At trial, the jury did not find that the language in the ‘Affidavit and Partial Release of Lien’ covered Zachry’s claims for liquidated damages withheld by the Port and the trial court entered final judgment of almost $20 million in favor of Zachry. On appeal, the Appellate Court reversed and held that the release language unambiguously covered such claims. Finally, the Texas Supreme Court reversed again finding that although the release language was unambiguous, it did not cover Zachry’s claim for improperly withheld liquidated damages.[5]

II. Recent Developments: Georgia Lien Waiver Forms Release Breach of Contract Claims

Georgia law requires the use of statutory lien waiver forms which specifically state that the claimant “waives and releases any and all liens or claims of liens it has” upon the receipt of the specified payment.[6] However, the Georgia Court of Appeals’ recent decision in ALA Construction Services, LLC v. Controlled Access, Inc.[7] clarified that executing a lien waiver form in Georgia waives all the claimant’s rights with respect to the amount specified in the waiver instead of its lien rights alone.

In that case, Controlled Access, Inc. (Controlled Access) contracted with ALA Construction Services, LLC (ALA) to provide certain equipment and related services for a construction project in Georgia. Controlled Access executed two statutory interim lien waivers which contained the following language:

When you execute and submit this document, you shall be conclusively deemed to have been paid in full the amount stated above, even if you have not actually received such payment, 60 days after the date stated above unless you file either an affidavit of nonpayment or a claim of lien prior to the expiration of such 60 day period.[8]

After ALA failed to pay for the equipment and services, Controlled Access filed suit alleging breach of contract. Despite its failure to file a claim of lien or affidavit of non-payment within 60 days of signing the interim lien waivers, the trial court granted Controlled Access’ Motion for Summary Judgement and entered an order in its favor.
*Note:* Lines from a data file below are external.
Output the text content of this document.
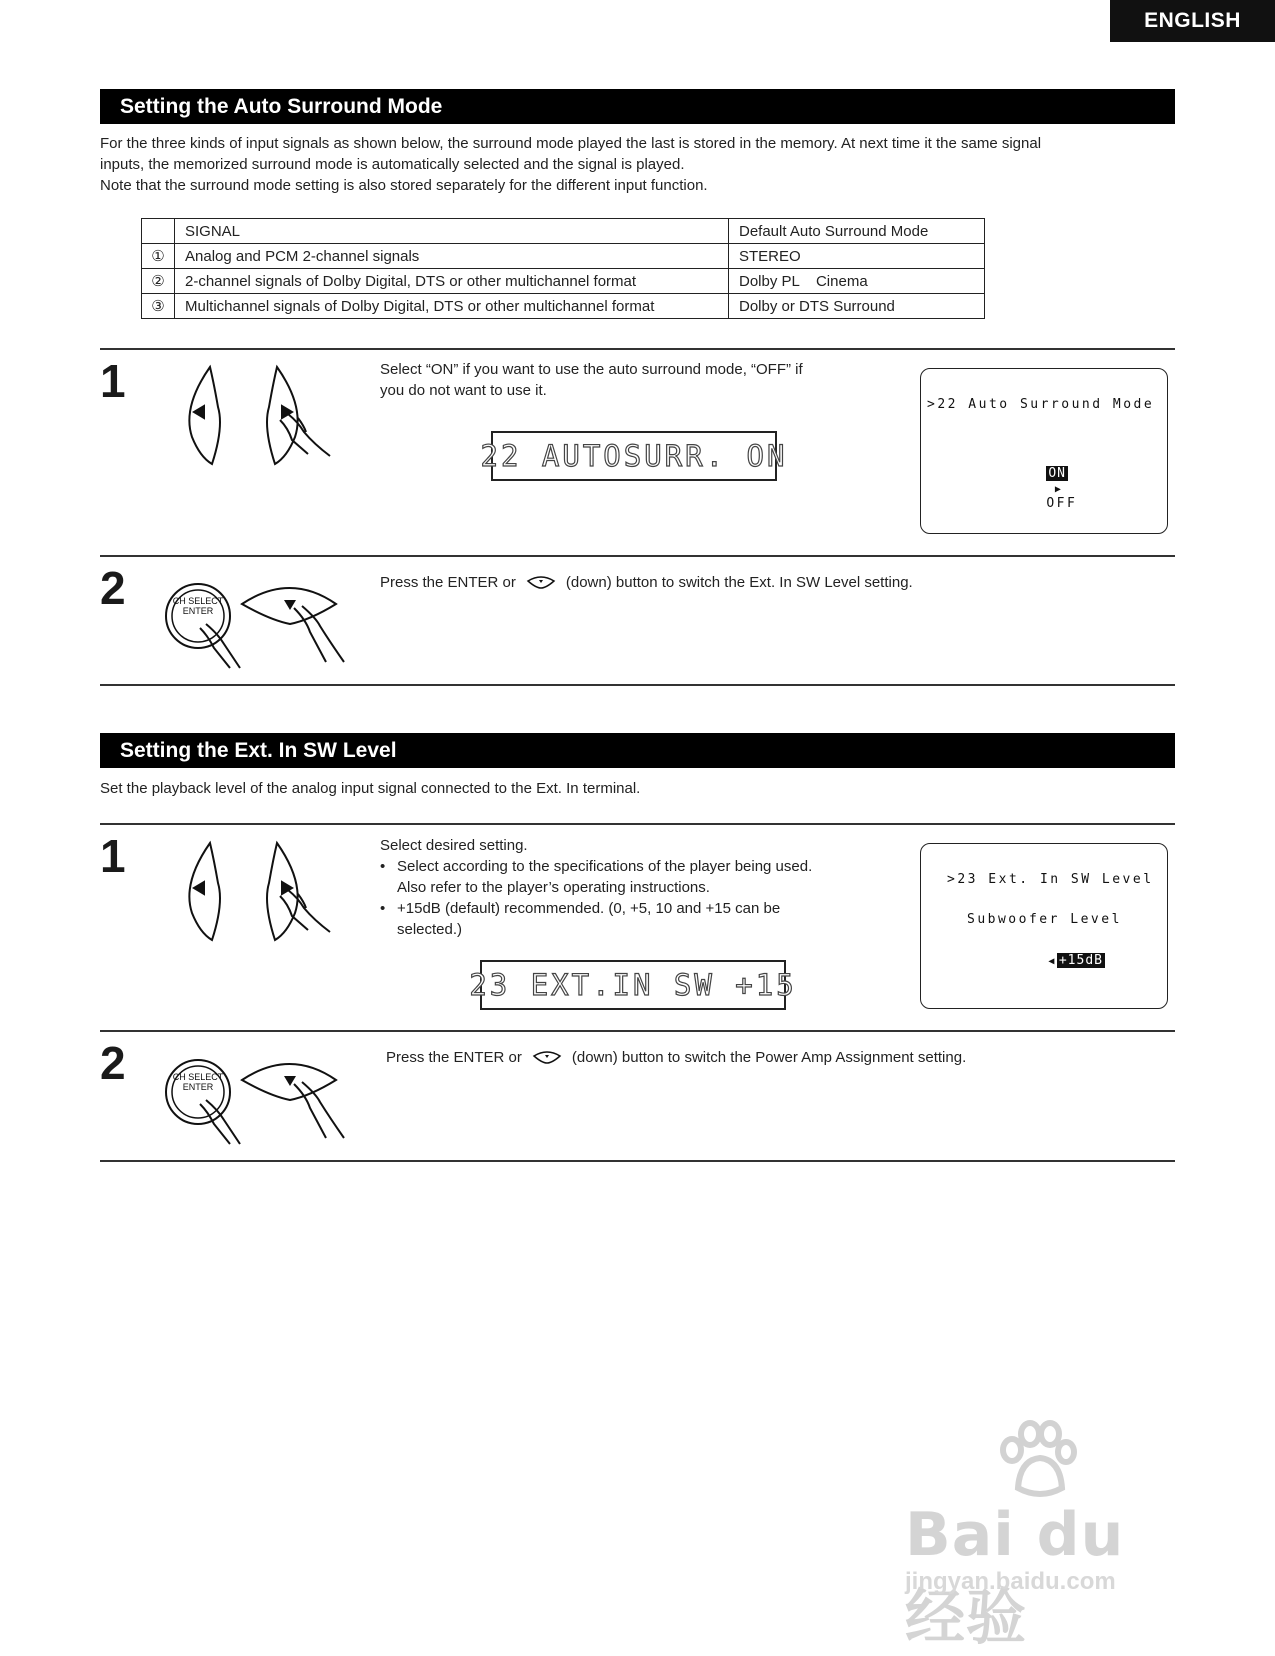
ENGLISH
Setting the Auto Surround Mode

For the three kinds of input signals as shown below, the surround mode played the last is stored in the memory. At next time it the same signal

inputs, the memorized surround mode is automatically selected and the signal is played.

Note that the surround mode setting is also stored separately for the different input function.

	SIGNAL	Default Auto Surround Mode
①	Analog and PCM 2-channel signals	STEREO
②	2-channel signals of Dolby Digital, DTS or other multichannel format	Dolby PL    Cinema
③	Multichannel signals of Dolby Digital, DTS or other multichannel format	Dolby or DTS Surround
1	Select “ON” if you want to use the auto surround mode, “OFF” if

you do not want to use it.

22 AUTOSURR. ON
>22 Auto Surround Mode

ON
▶
OFF

2	CH SELECT
ENTER
Press the ENTER or	(down) button to switch the Ext. In SW Level setting.
Setting the Ext. In SW Level
Set the playback level of the analog input signal connected to the Ext. In terminal.
1	Select desired setting.

• Select according to the specifications of the player being used.
Also refer to the player’s operating instructions.
• +15dB (default) recommended. (0, +5, 10 and +15 can be
selected.)
23 EXT.IN SW +15
>23 Ext. In SW Level
Subwoofer Level

◀ +15dB

2	CH SELECT
ENTER
Press the ENTER or	(down) button to switch the Power Amp Assignment setting.
Bai du 经验
jingyan.baidu.com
On appeal the Appellate Court reversed and held that the trial court’s interpretation of Georgia law was erroneous focusing on the plain language of the statute which provides that once “a waiver and release provided for in this Code section is executed by the claimant, it shall be binding against the claimant for all purposes.”[9] The statute further provides that the amount specified in a lien waiver:

[S]hall conclusively be deemed paid in full upon the earliest to occur of: (A) Actual receipt of funds; (B) Execution by the claimant of a separate written acknowledgment of payment in full; or (C) Sixty days after the date of the execution of the waiver and release, unless prior to the expiration of said 60 day period the claimant files a claim of lien or files in the county in which the property is located an affidavit of nonpayment [in the statutorily required format].[10]

Because ALA failed to file a claim of lien or affidavit of non-payment within 60 days of executing the interim lien waivers, it was deemed to have been paid in full the amounts specified in such lien waivers even though it was never paid. Moreover, such interim lien waivers were binding against it for all purposes and operated to waive both its lien rights and ability to bring a breach of contract claim for non-payment.

III. Takeaways & Recommendation

While the decision is ALA Construction is highly debatable, it remains the law in Georgia at the present time. More generally, given the different and evolving approaches to lien waivers applied by the several states, and the potentially severe impacts of same, it is imperative to understand the applicable state law and the wording of each lien waiver form. All parties must carefully consider the effect of lien waivers (a) prior to signing a lien waiver; (b) at the time the referenced payment is due; and (c) after receiving a claim from an entity who may have signed such a waiver.